From the back of the house, all that’s left is a charred black shell, revealing how the upper floors collapsed into the basement. Pequeno lost his beloved Yorkshire terrier, Marshall, and most of his possessions to the blaze at Rising Sun Court.
Almost immediately, friends and family started asking how they could help, but Pequeno, a successful Allentown businessman, said he didn’t need the money.
Instead, he set up a GoFundMe page to raise $15,000 for the nine local fire departments that responded.
“My parents are from Portugal and they always taught me that you only take help when you need it,” said Pequeno, the founder and president of Ideal Concepts, an insurance technology company with headquarters in Allentown.
He started the company in 2005, not long after graduating with a master’s degree in computer engineering from Lehigh University.

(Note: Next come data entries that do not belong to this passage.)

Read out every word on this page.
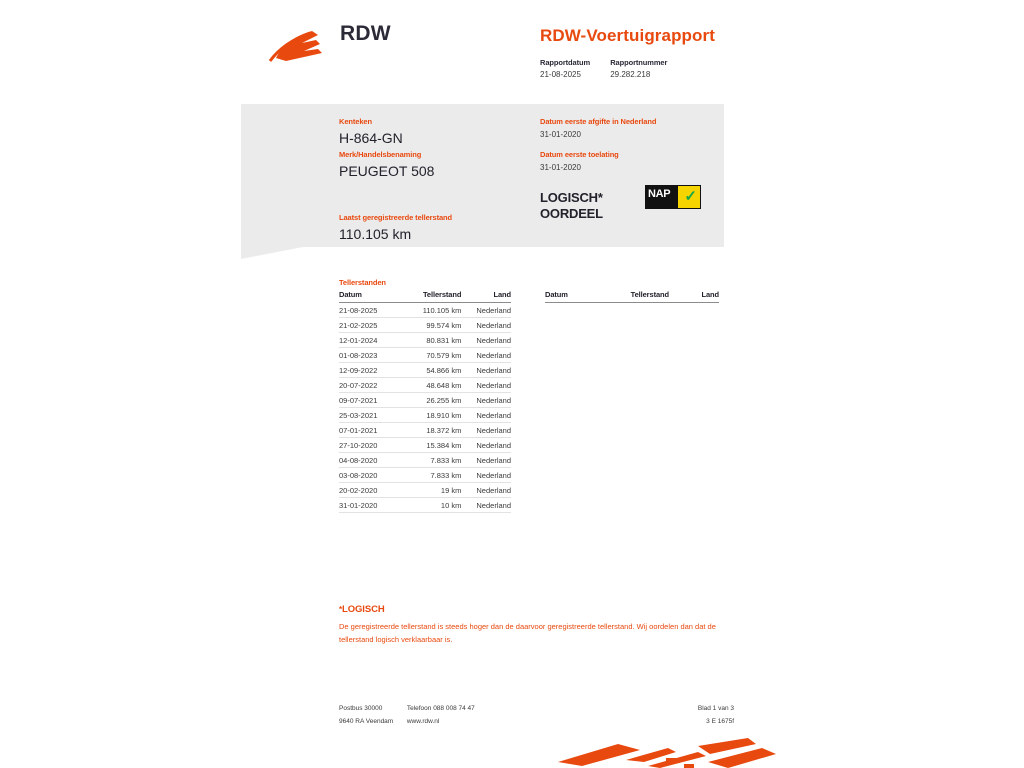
RDW	RDW-Voertuigrapport
Rapportdatum
21-08-2025

Rapportnummer
29.282.218
Kenteken
H-864-GN
Merk/Handelsbenaming
PEUGEOT 508
Laatst geregistreerde tellerstand
110.105 km
Datum eerste afgifte in Nederland
31-01-2020
Datum eerste toelating
31-01-2020
LOGISCH*
OORDEEL
NAP ✓
Tellerstanden
Datum	Tellerstand	Land
21-08-2025	110.105 km	Nederland
21-02-2025	99.574 km	Nederland
12-01-2024	80.831 km	Nederland
01-08-2023	70.579 km	Nederland
12-09-2022	54.866 km	Nederland
20-07-2022	48.648 km	Nederland
09-07-2021	26.255 km	Nederland
25-03-2021	18.910 km	Nederland
07-01-2021	18.372 km	Nederland
27-10-2020	15.384 km	Nederland
04-08-2020	7.833 km	Nederland
03-08-2020	7.833 km	Nederland
20-02-2020	19 km	Nederland
31-01-2020	10 km	Nederland
Datum	Tellerstand	Land
*LOGISCH
De geregistreerde tellerstand is steeds hoger dan de daarvoor geregistreerde tellerstand. Wij oordelen dan dat de tellerstand logisch verklaarbaar is.
Postbus 30000
9640 RA Veendam

Telefoon 088 008 74 47
www.rdw.nl
Blad 1 van 3
3 E 1675f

He’s lived at his home on Rising Sun Court for 10 years.
Pequeno recalled how firefighters put their lives on the line trying to save his home.
They ran into the house multiple times in an effort to save Marshall, eventually finding him hiding under a couch. Firefighters tried to resuscitate the dog for 10 minutes, but he succumbed to smoke inhalation.

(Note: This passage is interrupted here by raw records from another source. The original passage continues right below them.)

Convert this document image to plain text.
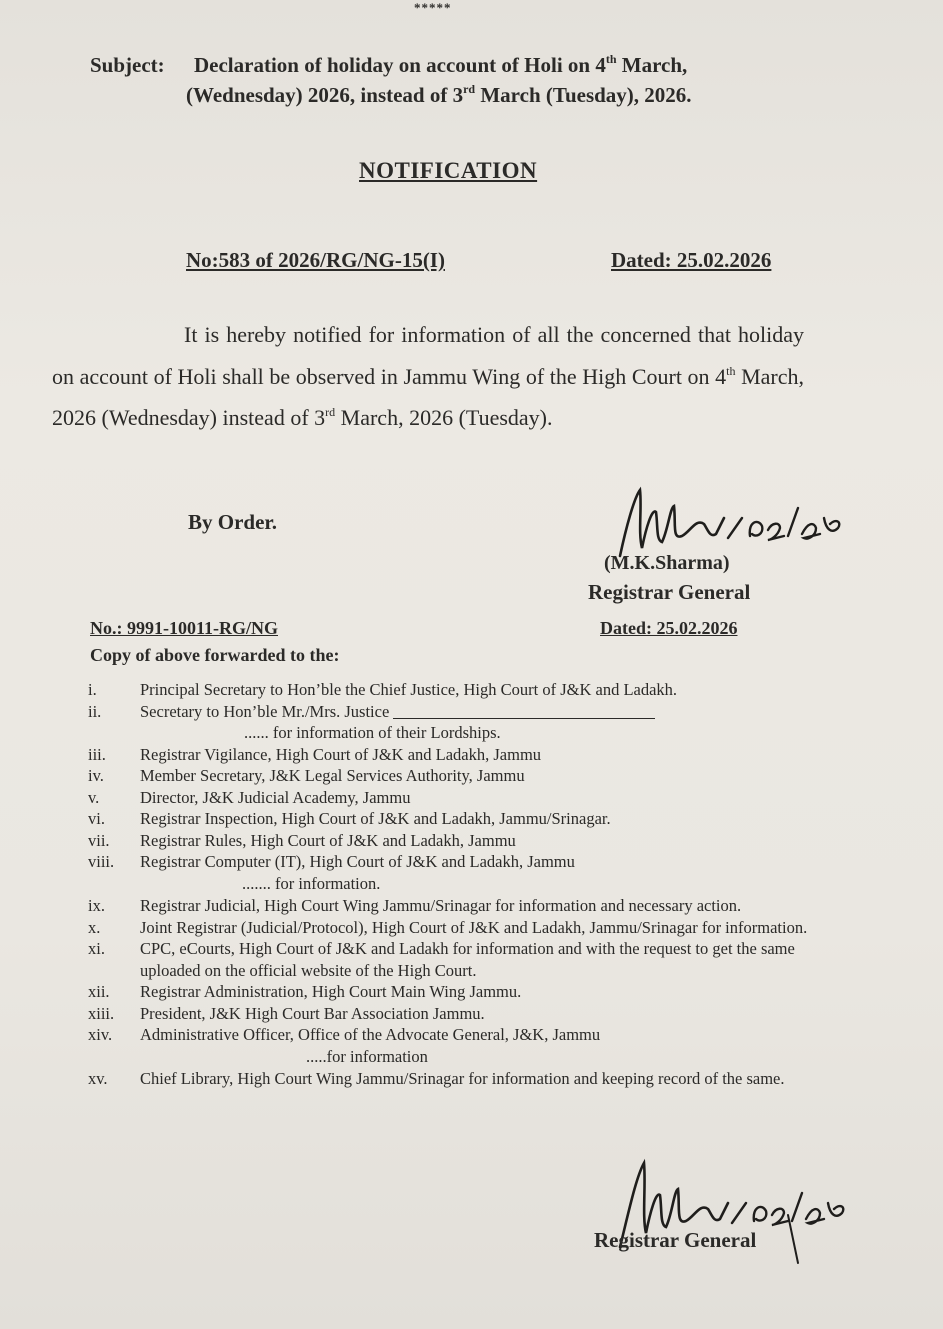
*****
Subject: Declaration of holiday on account of Holi on 4th March,
(Wednesday) 2026, instead of 3rd March (Tuesday), 2026.
NOTIFICATION
No:583 of 2026/RG/NG-15(I)	Dated: 25.02.2026
It is hereby notified for information of all the concerned that holiday on account of Holi shall be observed in Jammu Wing of the High Court on 4th March, 2026 (Wednesday) instead of 3rd March, 2026 (Tuesday).
By Order.
25/02/26
(M.K.Sharma)
Registrar General
No.: 9991-10011-RG/NG	Dated: 25.02.2026
Copy of above forwarded to the:
i.	Principal Secretary to Hon’ble the Chief Justice, High Court of J&K and Ladakh.
ii.	Secretary to Hon’ble Mr./Mrs. Justice
...... for information of their Lordships.
iii.	Registrar Vigilance, High Court of J&K and Ladakh, Jammu
iv.	Member Secretary, J&K Legal Services Authority, Jammu
v.	Director, J&K Judicial Academy, Jammu
vi.	Registrar Inspection, High Court of J&K and Ladakh, Jammu/Srinagar.
vii.	Registrar Rules, High Court of J&K and Ladakh, Jammu
viii.	Registrar Computer (IT), High Court of J&K and Ladakh, Jammu
....... for information.
ix.	Registrar Judicial, High Court Wing Jammu/Srinagar for information and necessary action.
x.	Joint Registrar (Judicial/Protocol), High Court of J&K and Ladakh, Jammu/Srinagar for information.
xi.	CPC, eCourts, High Court of J&K and Ladakh for information and with the request to get the same uploaded on the official website of the High Court.
xii.	Registrar Administration, High Court Main Wing Jammu.
xiii.	President, J&K High Court Bar Association Jammu.
xiv.	Administrative Officer, Office of the Advocate General, J&K, Jammu
.....for information
xv.	Chief Library, High Court Wing Jammu/Srinagar for information and keeping record of the same.
25/02/26
Registrar General
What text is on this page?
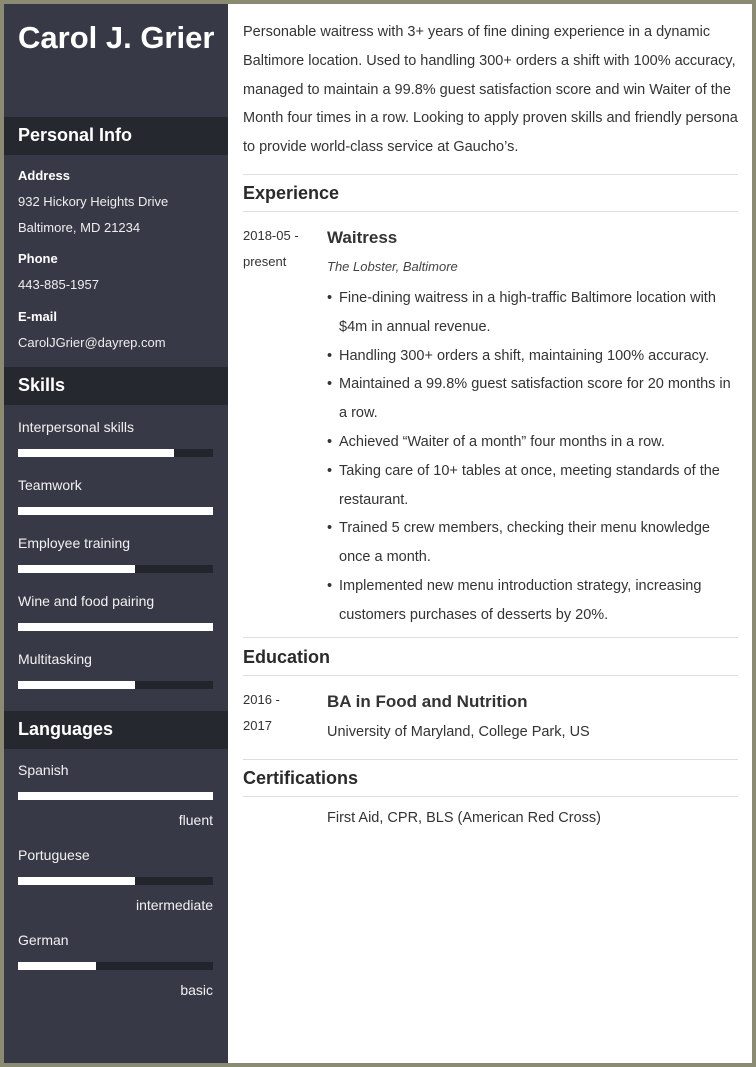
Carol J. Grier
Personal Info
Address
932 Hickory Heights Drive
Baltimore, MD 21234
Phone
443-885-1957
E-mail
CarolJGrier@dayrep.com
Skills
Interpersonal skills
Teamwork
Employee training
Wine and food pairing
Multitasking
Languages
Spanish
fluent
Portuguese
intermediate
German
basic
Personable waitress with 3+ years of fine dining experience in a dynamic Baltimore location. Used to handling 300+ orders a shift with 100% accuracy, managed to maintain a 99.8% guest satisfaction score and win Waiter of the Month four times in a row. Looking to apply proven skills and friendly persona to provide world-class service at Gaucho’s.
Experience
2018-05 -
present
Waitress
The Lobster, Baltimore
• Fine-dining waitress in a high-traffic Baltimore location with $4m in annual revenue.
• Handling 300+ orders a shift, maintaining 100% accuracy.
• Maintained a 99.8% guest satisfaction score for 20 months in a row.
• Achieved “Waiter of a month” four months in a row.
• Taking care of 10+ tables at once, meeting standards of the restaurant.
• Trained 5 crew members, checking their menu knowledge once a month.
• Implemented new menu introduction strategy, increasing customers purchases of desserts by 20%.
Education
2016 -
2017
BA in Food and Nutrition
University of Maryland, College Park, US
Certifications
First Aid, CPR, BLS (American Red Cross)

When Pequeno remembered the 1,000-gallon propane tank in the backyard that heats the pool and gas fireplace, a firefighter didn’t hesitate to make sure the valve was off, despite nearby flames that stretched 20 feet into the air.
Several days later, when Pequeno wanted to search the rubble for anything that could be salvaged, seven Upper Nazareth Fire Department members showed up to offer help.
“I never realized most of these smaller- and medium-sized fire departments rely on volunteers,” Pequeno said.
Indeed, all nine departments that will benefit from the fundraiser are composed of volunteers.
Jeff Fassl, president and assistant chief of the Upper Nazareth Fire Department, said he’s never seen anything like this.
“It’s amazing. I’ve been a volunteer in the fire service for close to 30 years, and this is the first time I’ve ever seen someone after a tragedy stepping up and not accepting the help from the community, but spreading it out to the volunteers who risk their lives and pretty much rely on fundraising to make it work,” he said.
Although Fassl’s department receives some taxpayer dollars, most of their money comes from donations that go toward purchasing fire equipment and even fuel for the trucks, he said.
Pequeno was attending a business networking event when his cellphone started to ring. At first he ignored it, but after four calls in a row he picked up to his frantic neighbor shouting, “Your house is on fire! It’s gone!”
“I said, ‘What are you talking about?’ “ Pequeno said.
He managed to get home within 15 minutes, but by that point flames were shooting 20 feet into the air from the top of the roof. The cause of the fire is still under investigation.
Pequeno said he lost all of his material possessions in the fire, but he’s thankful no one was injured and he has a place to stay.
“This is bad, but someone always has it worse,” he said.